Health Department officials note, "Rabies is a virus that affects the nervous system. People can get rabies after being bitten by an infected animal. Rabies can also be contracted when saliva from a rabid animal gets directly into a person’s eyes, nose, mouth or a wound. People usually do not know when they have been bitten by a bat, as bats have very small teeth and the bite mark may not be easy to see. If you find yourself in close proximity to a bat and are not sure if you were exposed, for example – you wake up and find a bat in your room, do not kill or release the bat before calling your doctor or local health department to help determine if you could have been exposed to rabies and need preventive treatment. If the bat is available for testing and test results are negative, preventive treatment is not needed."

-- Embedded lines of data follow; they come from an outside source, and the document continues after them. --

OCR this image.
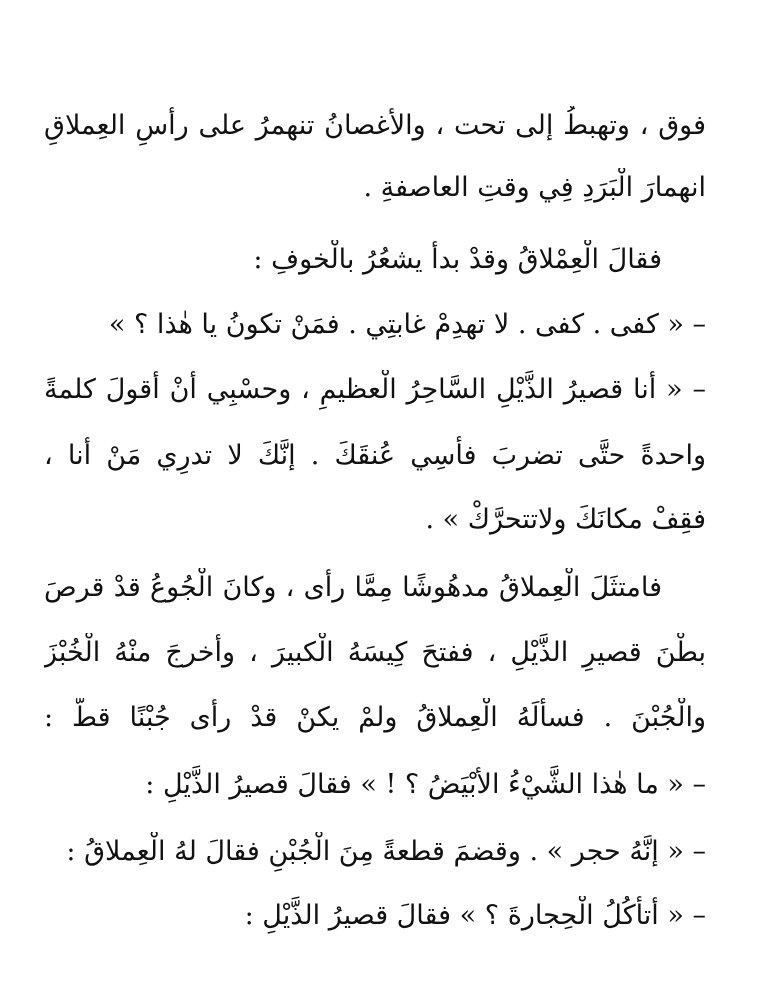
فوق ، وتهبطُ إلى تحت ، والأغصانُ تنهمرُ على رأسِ العِملاقِ
انهمارَ الْبَرَدِ فِي وقتِ العاصفةِ .
فقالَ الْعِمْلاقُ وقدْ بدأَ يشعُرُ بالْخوفِ :
– « كفى . كفى . لا تهدِمْ غابتِي . فمَنْ تكونُ يا هٰذا ؟ »
– « أنا قصيرُ الذَّيْلِ السَّاحِرُ الْعظيمِ ، وحسْبِي أنْ أقولَ كلمةً
واحدةً حتَّى تضربَ فأسِي عُنقَكَ . إنَّكَ لا تدرِي مَنْ أنا ،
فقِفْ مكانَكَ ولاتتحرَّكْ » .
فامتثَلَ الْعِملاقُ مدهُوشًا مِمَّا رأى ، وكانَ الْجُوعُ قدْ قرصَ
بطْنَ قصيرِ الذَّيْلِ ، ففتحَ كِيسَهُ الْكبيرَ ، وأخرجَ منْهُ الْخُبْزَ
والْجُبْنَ . فسألَهُ الْعِملاقُ ولمْ يكنْ قدْ رأى جُبْنًا قطّ :
– « ما هٰذا الشَّيْءُ الأبْيَضُ ؟ ! » فقالَ قصيرُ الذَّيْلِ :
– « إنَّهُ حجر » . وقضمَ قطعةً مِنَ الْجُبْنِ فقالَ لهُ الْعِملاقُ :
– « أتأكُلُ الْحِجارةَ ؟ » فقالَ قصيرُ الذَّيْلِ :
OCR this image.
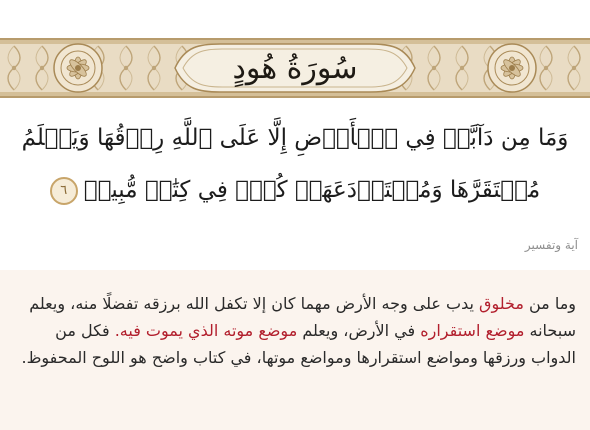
سُورَةُ هُودٍ
وَمَا مِن دَآبَّةٖ فِي ٱلۡأَرۡضِ إِلَّا عَلَى ٱللَّهِ رِزۡقُهَا وَيَعۡلَمُ مُسۡتَقَرَّهَا وَمُسۡتَوۡدَعَهَاۚ كُلّٞ فِي كِتَٰبٖ مُّبِينٖ٦
آية وتفسير
وما من مخلوق يدب على وجه الأرض مهما كان إلا تكفل الله برزقه تفضلًا منه، ويعلم سبحانه موضع استقراره في الأرض، ويعلم موضع موته الذي يموت فيه. فكل من الدواب ورزقها ومواضع استقرارها ومواضع موتها، في كتاب واضح هو اللوح المحفوظ.
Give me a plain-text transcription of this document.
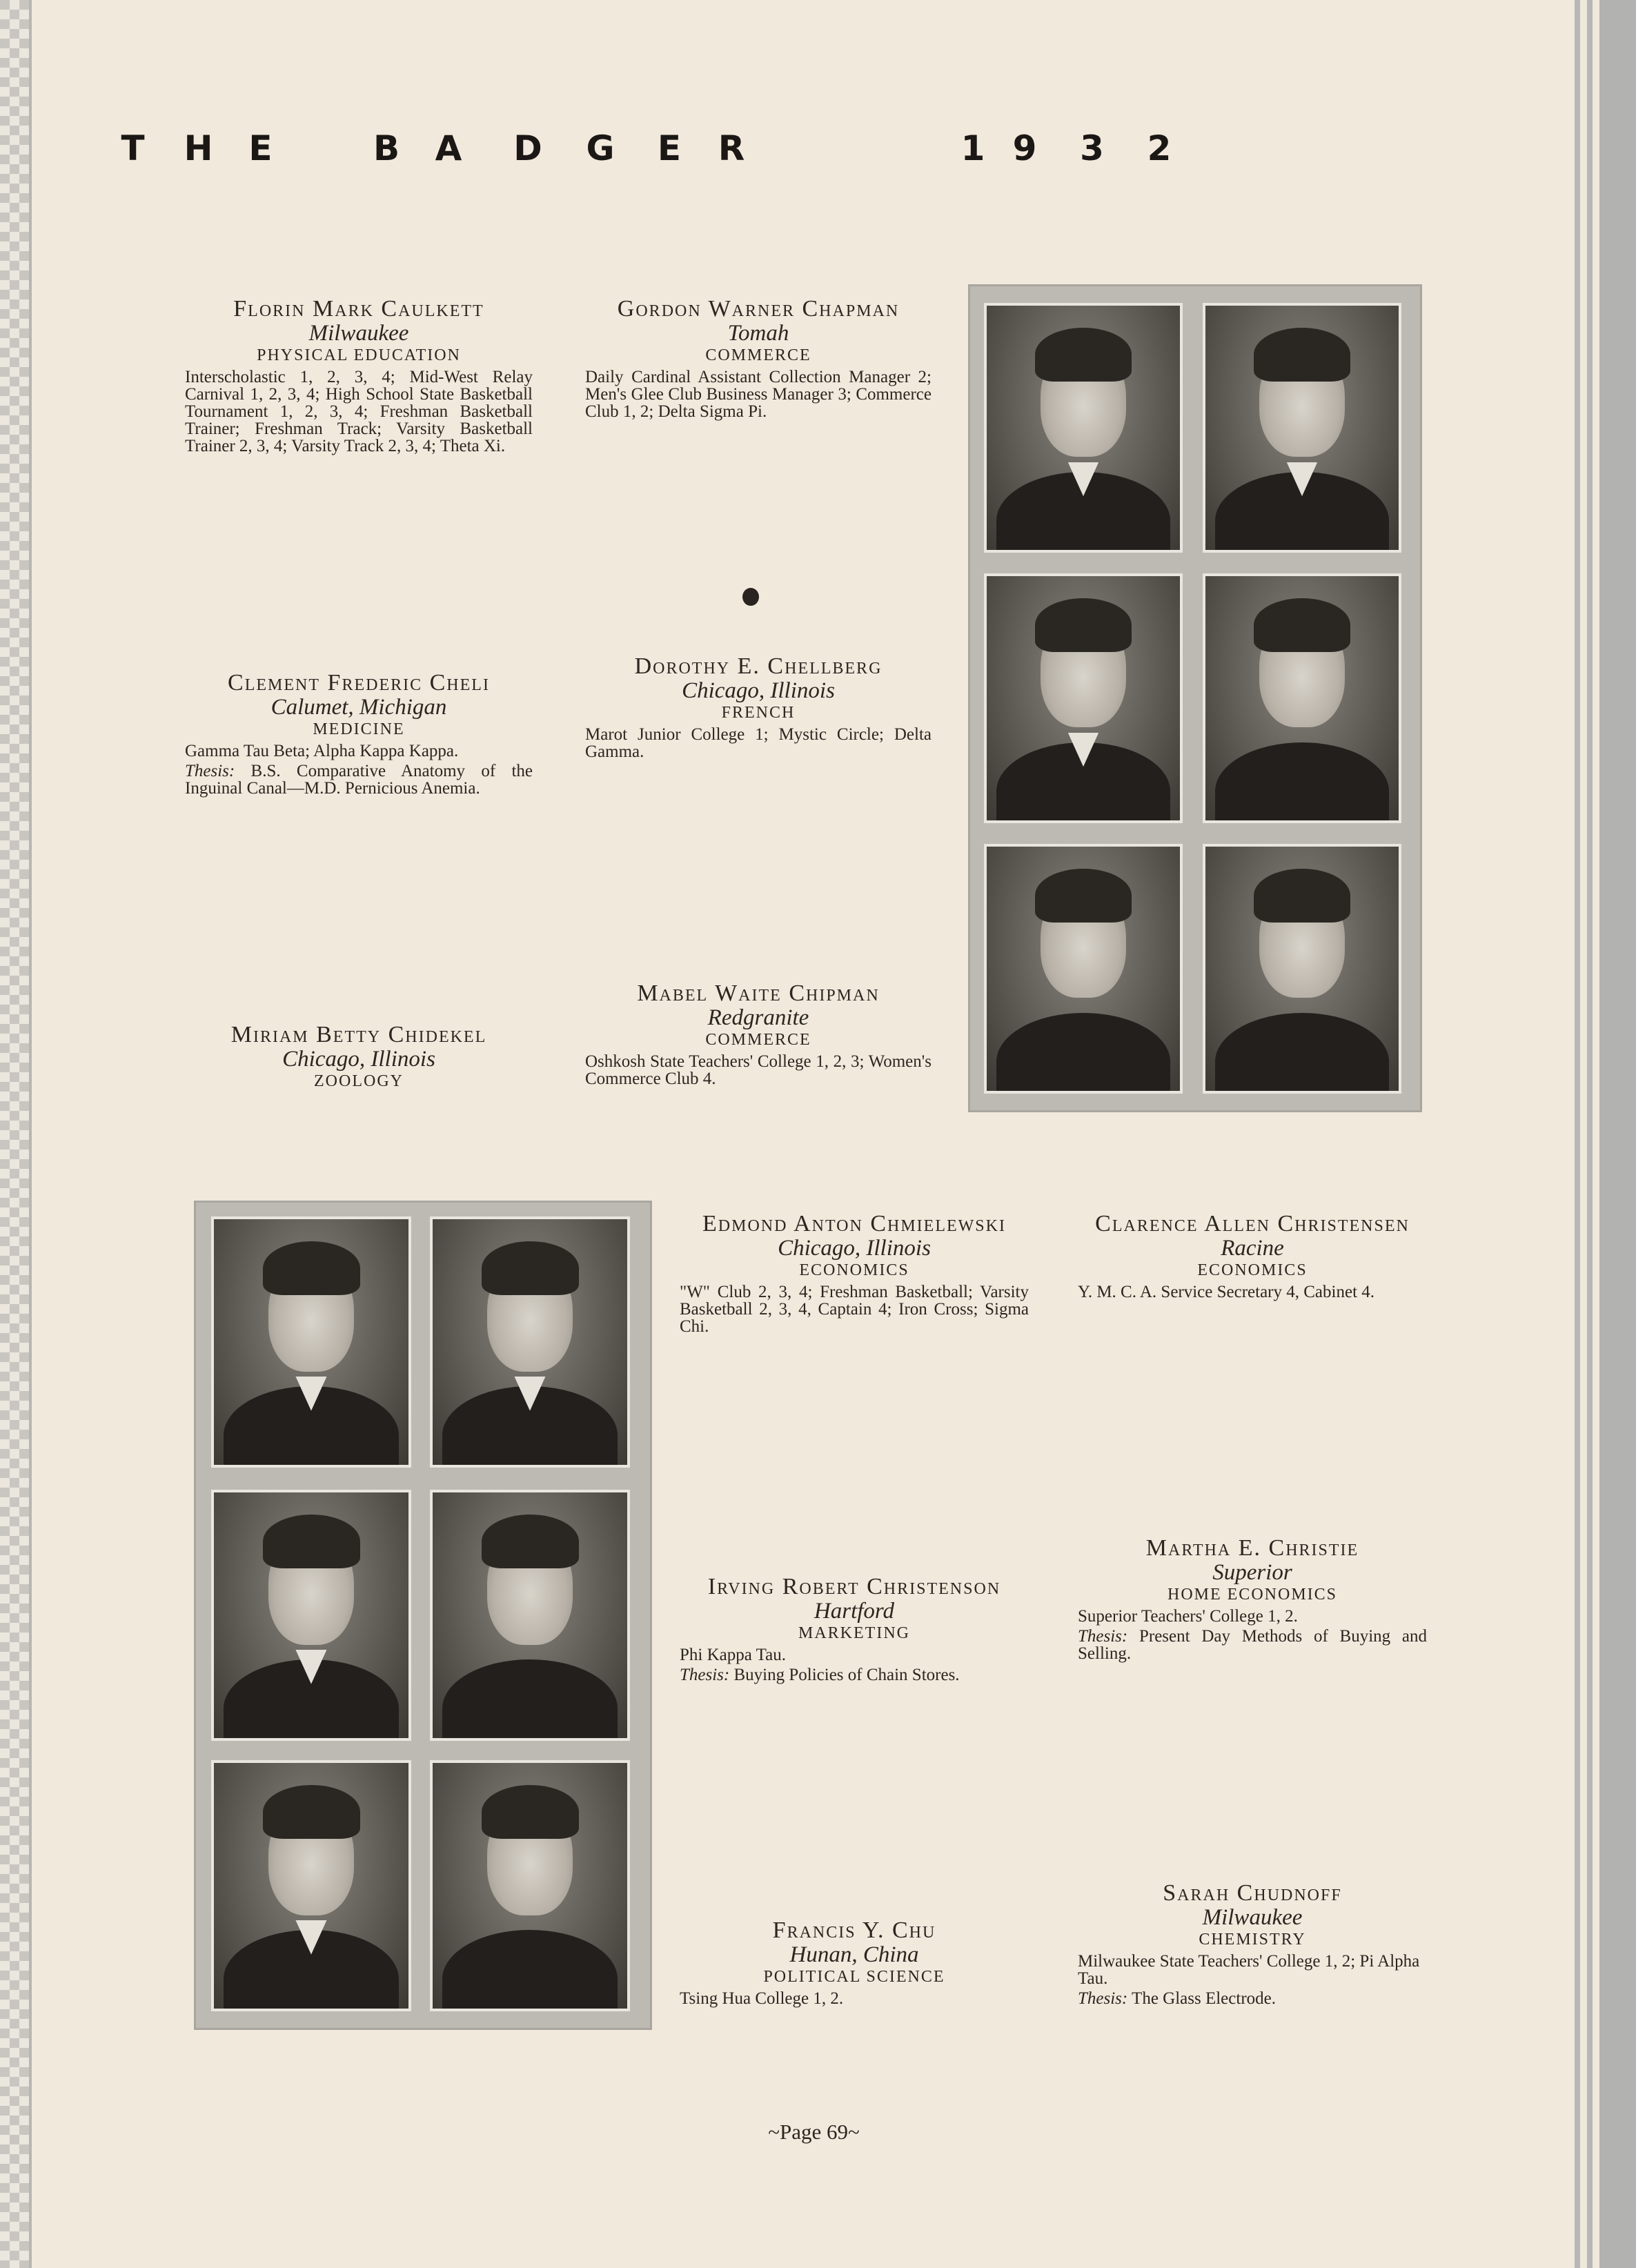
T	H	E	B	A	D	G	E	R	1 9	3	2
Florin Mark Caulkett
Milwaukee
PHYSICAL EDUCATION
Interscholastic 1, 2, 3, 4; Mid-West Relay Carnival 1, 2, 3, 4; High School State Basketball Tournament 1, 2, 3, 4; Freshman Basketball Trainer; Freshman Track; Varsity Basketball Trainer 2, 3, 4; Varsity Track 2, 3, 4; Theta Xi.
Gordon Warner Chapman
Tomah
COMMERCE
Daily Cardinal Assistant Collection Manager 2; Men's Glee Club Business Manager 3; Commerce Club 1, 2; Delta Sigma Pi.
Clement Frederic Cheli
Calumet, Michigan
MEDICINE
Gamma Tau Beta; Alpha Kappa Kappa.
Thesis: B.S. Comparative Anatomy of the Inguinal Canal—M.D. Pernicious Anemia.
Dorothy E. Chellberg
Chicago, Illinois
FRENCH
Marot Junior College 1; Mystic Circle; Delta Gamma.
Miriam Betty Chidekel
Chicago, Illinois
ZOOLOGY
Mabel Waite Chipman
Redgranite
COMMERCE
Oshkosh State Teachers' College 1, 2, 3; Women's Commerce Club 4.
Edmond Anton Chmielewski
Chicago, Illinois
ECONOMICS
"W" Club 2, 3, 4; Freshman Basketball; Varsity Basketball 2, 3, 4, Captain 4; Iron Cross; Sigma Chi.
Clarence Allen Christensen
Racine
ECONOMICS
Y. M. C. A. Service Secretary 4, Cabinet 4.
Irving Robert Christenson
Hartford
MARKETING
Phi Kappa Tau.
Thesis: Buying Policies of Chain Stores.
Martha E. Christie
Superior
HOME ECONOMICS
Superior Teachers' College 1, 2.
Thesis: Present Day Methods of Buying and Selling.
Francis Y. Chu
Hunan, China
POLITICAL SCIENCE
Tsing Hua College 1, 2.
Sarah Chudnoff
Milwaukee
CHEMISTRY
Milwaukee State Teachers' College 1, 2; Pi Alpha Tau.
Thesis: The Glass Electrode.
~Page 69~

Without preventive treatment, rabies is typically fatal. If you have been bitten or have had direct contact with a bat, seek immediate medical attention. Treatment with rabies immune globulin and a vaccine series must begin quickly.
Health Department Communicable Disease staff add, "An animal does not have to be aggressive or exhibit other symptoms to have rabies. Changes in any animal’s normal behavior can be early signs of rabies. A bat that is active during the day, found on the ground or is unable to fly, is more likely than others to be rabid. Such bats are often easily approached, but should never be handled."